Pecados capitales

30.07.2019

   Pecados capitales. Microrrelatos.

      

       Juan A. Flores Romero

                                                      1

   En medio de aquel calor, pensó que solo le apetecía levantarse de un brinco de la cama. Así lo hizo. Había dejado entre las sábanas el recuerdo de lo que más amaba. ¿O quizá no? Cris solo se amaba a sí misma y por eso pensó dejar ese trozo de paraíso que tan solo pertenecía a las brumosas comarcas del sueño. Qué bello paisaje, silabeó mentalmente observando una cama inmaculada que solo conservaba un pequeño valle entre la penumbra de un último atardecer.


                                                2

   Alguien comentó a un escritor venido a menos que sus novelas ya no resultaban atractivas.

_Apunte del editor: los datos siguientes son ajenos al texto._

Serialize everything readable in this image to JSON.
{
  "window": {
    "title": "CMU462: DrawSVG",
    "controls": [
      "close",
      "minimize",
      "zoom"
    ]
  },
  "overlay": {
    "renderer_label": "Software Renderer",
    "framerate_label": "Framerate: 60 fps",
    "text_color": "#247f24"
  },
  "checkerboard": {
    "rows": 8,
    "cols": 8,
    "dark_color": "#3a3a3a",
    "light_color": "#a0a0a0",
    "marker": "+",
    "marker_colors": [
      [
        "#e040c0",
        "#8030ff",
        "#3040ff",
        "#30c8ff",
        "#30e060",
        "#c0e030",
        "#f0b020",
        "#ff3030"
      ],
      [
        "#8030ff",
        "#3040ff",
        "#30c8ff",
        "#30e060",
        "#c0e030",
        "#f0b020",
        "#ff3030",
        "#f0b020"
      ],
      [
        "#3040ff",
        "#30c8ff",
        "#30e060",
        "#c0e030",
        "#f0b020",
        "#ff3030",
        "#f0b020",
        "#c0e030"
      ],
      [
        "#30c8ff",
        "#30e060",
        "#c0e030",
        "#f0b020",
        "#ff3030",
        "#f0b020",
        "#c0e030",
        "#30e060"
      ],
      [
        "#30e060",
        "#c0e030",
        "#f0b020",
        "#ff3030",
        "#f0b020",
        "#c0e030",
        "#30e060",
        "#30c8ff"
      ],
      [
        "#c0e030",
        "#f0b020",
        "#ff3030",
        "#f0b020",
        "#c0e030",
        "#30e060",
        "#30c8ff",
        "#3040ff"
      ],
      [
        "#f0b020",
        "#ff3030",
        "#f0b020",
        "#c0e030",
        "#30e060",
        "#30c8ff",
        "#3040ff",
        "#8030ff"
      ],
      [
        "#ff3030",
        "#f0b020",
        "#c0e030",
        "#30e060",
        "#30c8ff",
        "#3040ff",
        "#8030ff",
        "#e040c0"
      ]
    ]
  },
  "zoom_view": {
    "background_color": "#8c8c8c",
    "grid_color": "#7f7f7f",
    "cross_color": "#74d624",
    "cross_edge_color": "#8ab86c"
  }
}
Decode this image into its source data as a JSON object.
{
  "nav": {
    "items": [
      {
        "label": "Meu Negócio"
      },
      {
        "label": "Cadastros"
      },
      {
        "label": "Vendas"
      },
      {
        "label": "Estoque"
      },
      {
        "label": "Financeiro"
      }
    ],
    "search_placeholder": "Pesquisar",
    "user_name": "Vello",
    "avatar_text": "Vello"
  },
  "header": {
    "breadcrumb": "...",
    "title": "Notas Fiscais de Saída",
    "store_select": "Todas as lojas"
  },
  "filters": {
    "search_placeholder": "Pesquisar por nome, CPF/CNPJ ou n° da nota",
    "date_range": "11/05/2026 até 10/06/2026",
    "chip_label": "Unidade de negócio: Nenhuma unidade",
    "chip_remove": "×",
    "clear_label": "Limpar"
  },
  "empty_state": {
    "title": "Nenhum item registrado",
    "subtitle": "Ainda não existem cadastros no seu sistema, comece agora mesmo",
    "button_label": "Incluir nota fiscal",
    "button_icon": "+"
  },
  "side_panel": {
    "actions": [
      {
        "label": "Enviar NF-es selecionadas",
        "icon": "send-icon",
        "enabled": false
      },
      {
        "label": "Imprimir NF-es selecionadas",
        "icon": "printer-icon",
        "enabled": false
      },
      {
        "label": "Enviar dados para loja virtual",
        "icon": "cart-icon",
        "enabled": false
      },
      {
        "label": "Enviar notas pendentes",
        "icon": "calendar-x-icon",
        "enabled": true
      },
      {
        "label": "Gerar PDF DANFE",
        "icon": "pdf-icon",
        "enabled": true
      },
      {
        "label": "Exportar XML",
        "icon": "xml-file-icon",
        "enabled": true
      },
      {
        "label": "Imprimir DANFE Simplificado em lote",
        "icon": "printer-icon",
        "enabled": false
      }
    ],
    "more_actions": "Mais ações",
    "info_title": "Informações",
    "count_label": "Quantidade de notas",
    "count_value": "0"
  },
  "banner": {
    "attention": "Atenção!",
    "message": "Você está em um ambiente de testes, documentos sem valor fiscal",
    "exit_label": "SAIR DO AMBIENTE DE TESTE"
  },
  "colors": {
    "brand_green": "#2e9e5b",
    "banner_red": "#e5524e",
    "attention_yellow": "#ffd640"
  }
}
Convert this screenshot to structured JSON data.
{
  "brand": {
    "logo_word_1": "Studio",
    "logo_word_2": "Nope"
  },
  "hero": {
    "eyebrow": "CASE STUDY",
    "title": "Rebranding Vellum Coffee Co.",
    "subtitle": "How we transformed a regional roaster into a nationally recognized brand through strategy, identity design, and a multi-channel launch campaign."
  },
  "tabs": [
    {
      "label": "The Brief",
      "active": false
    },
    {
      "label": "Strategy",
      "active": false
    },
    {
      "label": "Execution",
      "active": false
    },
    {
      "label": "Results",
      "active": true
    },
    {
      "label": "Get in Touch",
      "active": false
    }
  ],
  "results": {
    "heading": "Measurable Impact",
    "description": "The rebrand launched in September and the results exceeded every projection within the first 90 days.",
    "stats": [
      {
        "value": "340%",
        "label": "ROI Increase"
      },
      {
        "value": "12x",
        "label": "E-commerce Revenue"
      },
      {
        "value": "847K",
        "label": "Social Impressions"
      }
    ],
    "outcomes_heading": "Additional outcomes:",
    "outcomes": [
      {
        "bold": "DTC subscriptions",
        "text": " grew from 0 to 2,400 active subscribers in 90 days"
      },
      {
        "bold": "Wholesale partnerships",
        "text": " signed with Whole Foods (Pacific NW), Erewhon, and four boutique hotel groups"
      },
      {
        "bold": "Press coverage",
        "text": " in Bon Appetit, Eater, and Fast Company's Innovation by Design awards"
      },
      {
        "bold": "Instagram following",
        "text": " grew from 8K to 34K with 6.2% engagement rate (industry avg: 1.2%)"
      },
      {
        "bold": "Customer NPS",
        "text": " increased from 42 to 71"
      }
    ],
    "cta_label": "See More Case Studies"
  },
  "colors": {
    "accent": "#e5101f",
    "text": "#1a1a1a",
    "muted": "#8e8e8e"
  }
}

Eran repetitivas, no enganchaban al lector, ávido de acción, de sorpresas, de pasión,... Podría decirse que Marc estaba expresando en sus obras la tediosa rutina de su propia vida. Y eso no atrae a nadie, ni siquiera al público incondicional de Woody Allen, amante de esa alquimia del dolor convertida en ácido humor burgués. Por tanto, echó un vistazo a Instagram y pensó en dedicarse a otra cosa; tal vez a la fotografía o a la publicidad. Quiso leer alguna obrita de Arthur Miller que soportaba una lámina de polvo blanquecino y que coronaba una meseta de tomos de celulosa, pero no estaba preparado para una tarde de melodrama con tintes pseudoproletarios. Quizá era aconsejable hacer un viaje por el sureste asiático; recordó que no le quedaban más de dos ceros en la cuenta corriente y eso solo da para hacer una escapada a algún balneario cercano. Se había convencido a sí mismo de que lo más sensato era seguir intentándolo. Asomó medio cuerpo por la ventana de su pequeño despacho y no vio a nadie. Solo dos perros ladrando. Cerró los ojos y soñó con volar sobre la ciudad, aunque le aterraba la idea de acabar con su cuerpo roto sobre el asfalto.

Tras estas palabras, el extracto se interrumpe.